ARPA-H is allocating $144 million through its PROSPR program to fund seven research teams testing interventions designed to extend healthspan in humans. The initiative addresses a critical gap in geroscience drug development by establishing early biomarkers and trial designs that can demonstrate functional benefit within one to three years rather than decades.
APOE2, a genetic variant associated with exceptional longevity, activates DNA repair pathways and resists cellular senescence in neurons, while APOE4 exhibits elevated DNA damage and senescence markers. This mechanism extends beyond lipid metabolism, explaining APOE2's protective effects against neurodegeneration.
Two conjugated polyunsaturated fatty acids, α-eleostearic acid and its methyl ester, demonstrated senolytic activity in cell cultures and mouse models across multiple tissues without systemic toxicity. The structural features of these compounds—particularly conjugation patterns and double-bond configuration—correlate with their ability to eliminate senescent cells, which accumulate with age and drive inflammatory cascades linked to chronic disease.
Juvenescence's PAI-1 inhibitor MDI-2517 completed Phase 1 trials, demonstrating safety and tolerability for a once-daily oral therapy targeting inflammation and fibrosis—processes central to aging and age-related disease. Genetic evidence suggests PAI-1 reduction correlates with approximately 10 years of extended lifespan, positioning this mechanism as a meaningful target for aging intervention.
Fibulin-5, an extracellular matrix protein that declines with age, maintains populations of fast-cycling skin cells through YAP signaling. Mice lacking fibulin-5 exhibit accelerated skin aging phenotypes, including loss of fast-cycling cells and compromised epidermal-dermal junction integrity, mirroring natural aging processes.
TGFβ signaling emerges as the primary tumor-promoting mechanism within senescent cells induced by platinum chemotherapy in ovarian and lung cancers. Targeting this pathway selectively could preserve the therapeutic benefit of chemotherapy while blocking its pro-tumor effects, addressing a critical vulnerability in current cancer treatment.
Terbinafine and miglustat, FDA-approved drugs, extend lifespan and healthspan by inducing mitochondrial stress responses through coordinated activation of ATFS-1 and DAF-16 pathways. This mechanism represents a distinct integration of mitochondrial and insulin signaling stress responses relevant to aging intervention.
Single-cell profiling of nearly 1,000 individuals demonstrates that immune aging follows distinct cellular and transcriptional trajectories between sexes, with female participants showing more pronounced cellular and molecular remodeling than males.
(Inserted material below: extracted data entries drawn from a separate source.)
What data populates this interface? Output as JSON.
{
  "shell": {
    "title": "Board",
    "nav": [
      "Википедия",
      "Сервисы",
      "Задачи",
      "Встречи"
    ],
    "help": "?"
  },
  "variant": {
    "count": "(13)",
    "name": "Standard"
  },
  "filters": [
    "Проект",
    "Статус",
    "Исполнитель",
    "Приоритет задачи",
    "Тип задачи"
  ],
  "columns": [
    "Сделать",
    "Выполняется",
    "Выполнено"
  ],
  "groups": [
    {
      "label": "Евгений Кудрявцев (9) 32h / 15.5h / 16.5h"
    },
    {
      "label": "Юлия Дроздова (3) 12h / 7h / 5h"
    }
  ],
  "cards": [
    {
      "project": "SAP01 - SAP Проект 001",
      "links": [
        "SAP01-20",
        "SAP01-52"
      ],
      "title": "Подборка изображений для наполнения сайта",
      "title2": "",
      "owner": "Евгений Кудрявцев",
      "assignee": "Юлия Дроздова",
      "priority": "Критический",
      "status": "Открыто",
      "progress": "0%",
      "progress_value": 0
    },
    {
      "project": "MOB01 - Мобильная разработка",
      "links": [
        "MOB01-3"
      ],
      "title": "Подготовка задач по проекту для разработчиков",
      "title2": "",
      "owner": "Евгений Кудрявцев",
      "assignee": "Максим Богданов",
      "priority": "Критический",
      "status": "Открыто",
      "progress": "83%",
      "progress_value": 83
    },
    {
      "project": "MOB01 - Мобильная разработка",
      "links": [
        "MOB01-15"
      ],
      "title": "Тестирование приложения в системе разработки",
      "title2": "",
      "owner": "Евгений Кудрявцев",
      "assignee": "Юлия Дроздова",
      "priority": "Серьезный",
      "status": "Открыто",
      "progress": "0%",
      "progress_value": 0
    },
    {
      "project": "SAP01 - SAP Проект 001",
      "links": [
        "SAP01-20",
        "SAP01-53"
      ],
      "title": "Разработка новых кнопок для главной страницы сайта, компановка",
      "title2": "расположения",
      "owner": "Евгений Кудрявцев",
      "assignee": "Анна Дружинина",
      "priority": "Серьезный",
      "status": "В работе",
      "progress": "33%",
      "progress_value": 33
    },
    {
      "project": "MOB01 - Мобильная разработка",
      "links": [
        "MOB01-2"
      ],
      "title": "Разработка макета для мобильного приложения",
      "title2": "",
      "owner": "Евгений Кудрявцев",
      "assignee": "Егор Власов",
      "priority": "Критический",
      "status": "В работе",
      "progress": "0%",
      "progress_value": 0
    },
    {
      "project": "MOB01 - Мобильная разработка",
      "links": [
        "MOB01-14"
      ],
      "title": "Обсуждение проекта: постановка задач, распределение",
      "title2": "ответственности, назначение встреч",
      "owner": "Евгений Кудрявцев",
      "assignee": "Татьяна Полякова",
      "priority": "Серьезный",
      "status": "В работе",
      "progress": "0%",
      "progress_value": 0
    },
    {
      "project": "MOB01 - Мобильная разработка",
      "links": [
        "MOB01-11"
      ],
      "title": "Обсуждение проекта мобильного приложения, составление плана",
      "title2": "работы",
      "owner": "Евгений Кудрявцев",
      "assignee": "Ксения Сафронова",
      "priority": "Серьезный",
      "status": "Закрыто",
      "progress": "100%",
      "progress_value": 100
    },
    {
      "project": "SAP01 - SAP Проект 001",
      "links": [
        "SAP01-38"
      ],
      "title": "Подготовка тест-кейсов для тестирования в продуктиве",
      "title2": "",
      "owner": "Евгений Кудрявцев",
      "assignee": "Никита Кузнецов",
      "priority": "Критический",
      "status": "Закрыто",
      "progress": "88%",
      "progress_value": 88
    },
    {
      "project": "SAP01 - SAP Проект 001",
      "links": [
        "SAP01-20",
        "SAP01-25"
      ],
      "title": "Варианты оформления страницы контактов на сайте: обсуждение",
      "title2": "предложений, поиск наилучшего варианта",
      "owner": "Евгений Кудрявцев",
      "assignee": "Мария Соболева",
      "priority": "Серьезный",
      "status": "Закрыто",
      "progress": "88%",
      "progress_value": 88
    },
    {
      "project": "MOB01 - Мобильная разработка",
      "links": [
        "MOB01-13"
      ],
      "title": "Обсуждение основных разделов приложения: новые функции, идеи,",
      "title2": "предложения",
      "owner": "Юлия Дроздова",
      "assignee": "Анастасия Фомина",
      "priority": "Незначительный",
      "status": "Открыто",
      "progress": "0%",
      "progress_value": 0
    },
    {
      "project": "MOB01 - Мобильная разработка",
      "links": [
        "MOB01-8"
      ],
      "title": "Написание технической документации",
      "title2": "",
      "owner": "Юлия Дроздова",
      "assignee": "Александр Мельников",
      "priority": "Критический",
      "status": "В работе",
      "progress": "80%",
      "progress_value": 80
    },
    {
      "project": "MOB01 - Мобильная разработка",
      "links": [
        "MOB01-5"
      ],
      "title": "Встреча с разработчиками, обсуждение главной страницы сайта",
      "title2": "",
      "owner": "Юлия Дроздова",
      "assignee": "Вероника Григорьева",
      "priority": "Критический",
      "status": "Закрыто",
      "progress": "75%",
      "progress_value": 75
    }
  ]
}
This finding reveals that sex-based differences in immune function are not uniform across aging and must inform how we assess and support immune resilience across the lifespan.
Retinal protein signatures correlate with systemic aging markers and clinical traits in women, establishing the eye as a window into whole-body physiological age. These oculometric measures may enable earlier detection of aging-related dysfunction across multiple organ systems.
Urolithin A activates mitophagy—the removal of damaged mitochondria—and prevents age-related cognitive decline when initiated early, but fails to reverse existing cognitive impairment when treatment begins after decline has already occurred. This temporal dependency defines a critical window for intervention in age-related neurodegeneration.
Adherence to sustainable dietary patterns moderates the accelerated biological aging associated with particulate matter exposure, suggesting that dietary quality can partially offset environmental pollutant burden at the cellular level. This finding indicates a modifiable pathway through which nutritional intervention may counteract oxidative stress and inflammatory cascades triggered by air pollution.